The sound of The Cure‘s 17 Seconds album mimicked by Boss pedals: A Boss BF-2 Flanger (now replaced by the BF-3 but easy to find on the second hand market). The settings were manual 60%, Depth 75%, Rate 50% and Res 25%. A Boss DD-3 Delay: all knobs more or less at 50% (I love the DD-5, personally though it is discontinued, and the DD-7 is now available). A Boss RV-3 Reverb (discontinued too and replaced by the RV-5): balance 25%, tone 30%, r.time 40%, mode 10.
Dom P. describes his organic approach, much of it influenced by pre-MIDI Minimal Wave: “Many of the sounds were organic and not software presets. They were created by me fucking around with loops and running the keyboards through amps and tracking live. Some of the sounds I’ve had a hard time reproducing so when I gig live I will be using the stems to perform. As for the video. It was DIY. I shot most of it and edited myself. The conceptual work and direction was also my own. It was shot all on an iPhone using a Super 8mm filter.”
Just as important to Dom P.’s unique sound in his latest incarnation as an inventor of post-new wave was the period in his musicianship when he had decided to shake that Chorus-drenched Goth image by studying jazz guitar techniques. A bent for the progressive is what I was expecting when I loaded the debut by his new band, Like Herding Cats, into my laptop’s CD port. Not only did the return of that cozy, tickling sound warm my heart in this year’s geographically misplaced Arctic winter, but its union with an informed, Johnny Marr from The Smiths – reminiscent, curious, explorative technique brought a smile of pride in my old scene to my face. There is a refreshing surprise in Dom P.’s blend of early New Order and minimal wave sounds, a Cure attitude with Smiths studiousness. Combined with the resurgence of Dom P.’s unique groove, the style creates a platform for a brand new army of moody musicians, emerging with guitars in hand, looking for a songs that tell them something about their lives. Like Herding Cats is a possible sound-map for new wave’s new guard.

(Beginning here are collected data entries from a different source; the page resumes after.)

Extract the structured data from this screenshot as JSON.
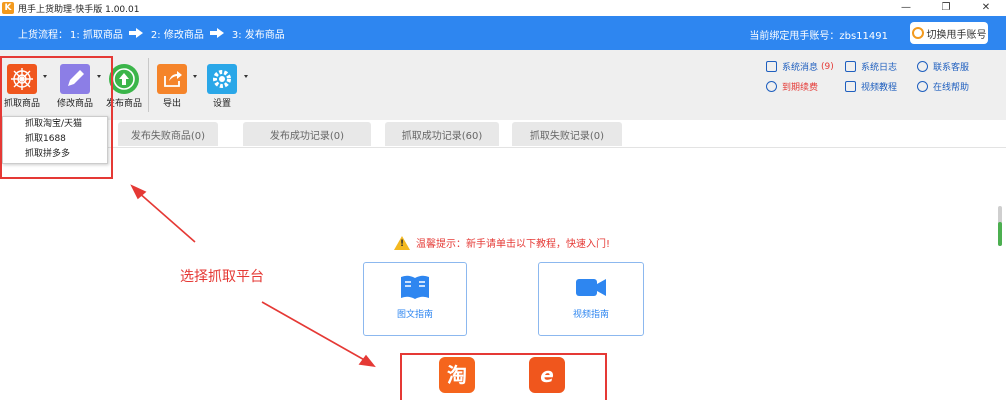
{
  "window": {
    "title": "甩手上货助理-快手版 1.00.01",
    "logo_text": "K",
    "controls": [
      "—",
      "❐",
      "✕"
    ]
  },
  "flow": {
    "label": "上货流程：",
    "steps": [
      "1: 抓取商品",
      "2: 修改商品",
      "3: 发布商品"
    ]
  },
  "account": {
    "text": "当前绑定甩手账号：zbs11491",
    "switch_label": "切换甩手账号"
  },
  "toolbar": {
    "items": [
      {
        "label": "抓取商品",
        "icon": "spider-web-icon",
        "color": "#f0561d"
      },
      {
        "label": "修改商品",
        "icon": "pencil-icon",
        "color": "#8c7ee6"
      },
      {
        "label": "发布商品",
        "icon": "upload-arrow-icon",
        "color": "#3bb54a"
      },
      {
        "label": "导出",
        "icon": "export-icon",
        "color": "#f5842a"
      },
      {
        "label": "设置",
        "icon": "gear-icon",
        "color": "#2aa7e8"
      }
    ]
  },
  "right_links": {
    "system_message": "系统消息",
    "message_count": "(9)",
    "system_log": "系统日志",
    "contact_service": "联系客服",
    "renew": "到期续费",
    "video_tutorial": "视频教程",
    "online_help": "在线帮助"
  },
  "tabs": [
    "发布失败商品(0)",
    "发布成功记录(0)",
    "抓取成功记录(60)",
    "抓取失败记录(0)"
  ],
  "dropdown": {
    "items": [
      "抓取淘宝/天猫",
      "抓取1688",
      "抓取拼多多"
    ]
  },
  "main": {
    "tip": "温馨提示：新手请单击以下教程，快速入门!",
    "guide_text": "图文指南",
    "guide_video": "视频指南",
    "annotation": "选择抓取平台",
    "platforms": [
      {
        "name": "taobao",
        "glyph": "淘",
        "color": "#f5651d"
      },
      {
        "name": "1688",
        "glyph": "e",
        "color": "#f0561d"
      }
    ]
  },
  "colors": {
    "accent": "#2e86f0",
    "highlight": "#e53935"
  }
}
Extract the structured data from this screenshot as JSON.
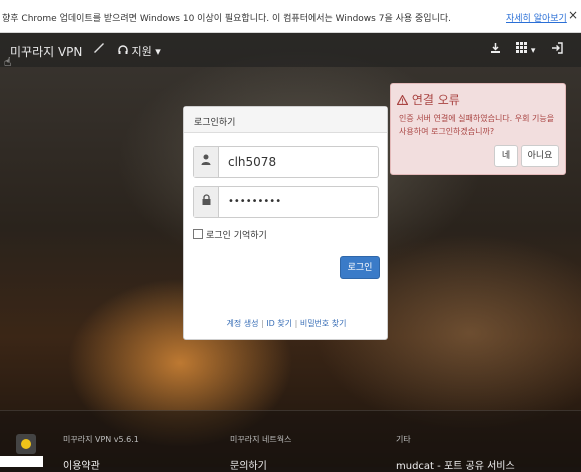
{
  "infobar": {
    "message": "향후 Chrome 업데이트를 받으려면 Windows 10 이상이 필요합니다. 이 컴퓨터에서는 Windows 7을 사용 중입니다.",
    "learn_more": "자세히 알아보기",
    "close_icon": "×"
  },
  "navbar": {
    "brand": "미꾸라지 VPN",
    "wrench_icon": "wrench-icon",
    "support_label": "지원",
    "download_icon": "download-icon",
    "apps_icon": "grid-icon",
    "login_icon": "sign-in-icon"
  },
  "login": {
    "title": "로그인하기",
    "username": "clh5078",
    "password_mask": "•••••••••",
    "remember_label": "로그인 기억하기",
    "submit_label": "로그인",
    "links": [
      "계정 생성",
      "ID 찾기",
      "비밀번호 찾기"
    ]
  },
  "alert": {
    "title": "연결 오류",
    "body": "인증 서버 연결에 실패하였습니다. 우회 기능을 사용하여 로그인하겠습니까?",
    "yes": "네",
    "no": "아니요"
  },
  "footer": {
    "col1_heading": "미꾸라지 VPN v5.6.1",
    "col1_link": "이용약관",
    "col2_heading": "미꾸라지 네트웍스",
    "col2_link": "문의하기",
    "col3_heading": "기타",
    "col3_link": "mudcat - 포트 공유 서비스"
  }
}
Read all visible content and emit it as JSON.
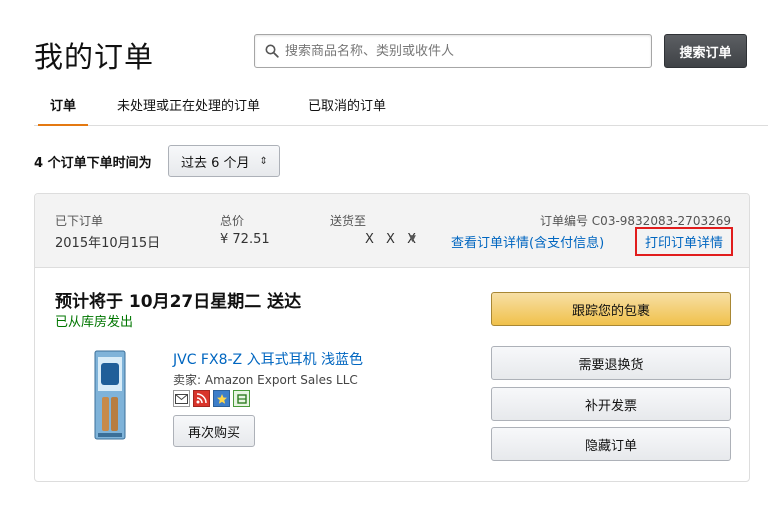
{
  "page": {
    "title": "我的订单"
  },
  "search": {
    "placeholder": "搜索商品名称、类别或收件人",
    "button_label": "搜索订单"
  },
  "tabs": [
    {
      "label": "订单",
      "active": true
    },
    {
      "label": "未处理或正在处理的订单",
      "active": false
    },
    {
      "label": "已取消的订单",
      "active": false
    }
  ],
  "filter": {
    "summary": "4 个订单下单时间为",
    "period": "过去 6 个月"
  },
  "order": {
    "placed_label": "已下订单",
    "placed_date": "2015年10月15日",
    "total_label": "总价",
    "total_value": "¥ 72.51",
    "ship_to_label": "送货至",
    "ship_to_value": "X X X",
    "order_number": "订单编号 C03-9832083-2703269",
    "detail_link": "查看订单详情(含支付信息)",
    "print_link": "打印订单详情",
    "delivery_title": "预计将于 10月27日星期二 送达",
    "delivery_status": "已从库房发出",
    "product_title": "JVC FX8-Z 入耳式耳机 浅蓝色",
    "seller": "卖家: Amazon Export Sales LLC",
    "rebuy_label": "再次购买",
    "actions": {
      "track": "跟踪您的包裹",
      "return": "需要退换货",
      "invoice": "补开发票",
      "hide": "隐藏订单"
    }
  },
  "colors": {
    "accent": "#e47911",
    "link": "#0066c0",
    "status_green": "#007600",
    "highlight_red": "#e11d1d",
    "primary_button": "#f0c14b"
  }
}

“Musically, I was listening to a lot of modern electronic stuff like chill wave and of course new wave. The percussive minimalism of Bands like Washed Out really gave me the confidence,” Dom P. explains. “I’m certainly not a good a drummer and realized that chill wave revolved around great melodic concepts more so than complex rhythms. I’d say I was listening to bands like: Washed Out, New Order (Power Corruption and Lies era), The Cure, The Smiths, David Bowie (Eno trilogy era), Brian Eno‘s Here Come the Warm Jets. I focused a lot on melody and textures.”

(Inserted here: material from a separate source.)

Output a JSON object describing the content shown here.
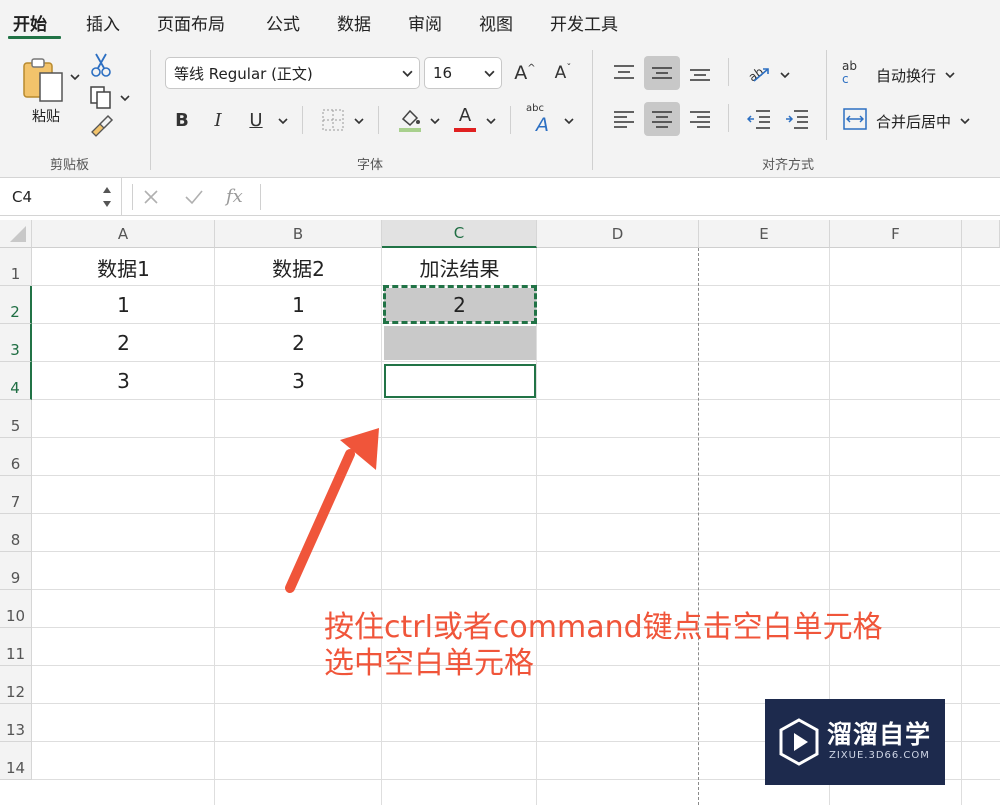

This sound is worth keeping up with. I see a career path in Dom P. similar to LCD Soundsystem‘s James Murphy–a single vision of a debut album just itching to be taken live, so it could grow into a cultural revolution.
In an infinite universe there is a version of me turning blue, forgotten in a bathtub somewhere in Jersey. There’s a version of me that made the jump from a man releasing premature ideas into the world to a man who plans world domination while telling his children that they are better than everyone, but nothing without connections. There’s a version of me that secretly rekindles his dreams, secretly, because he is responsible for a family.
And then, there is this version here.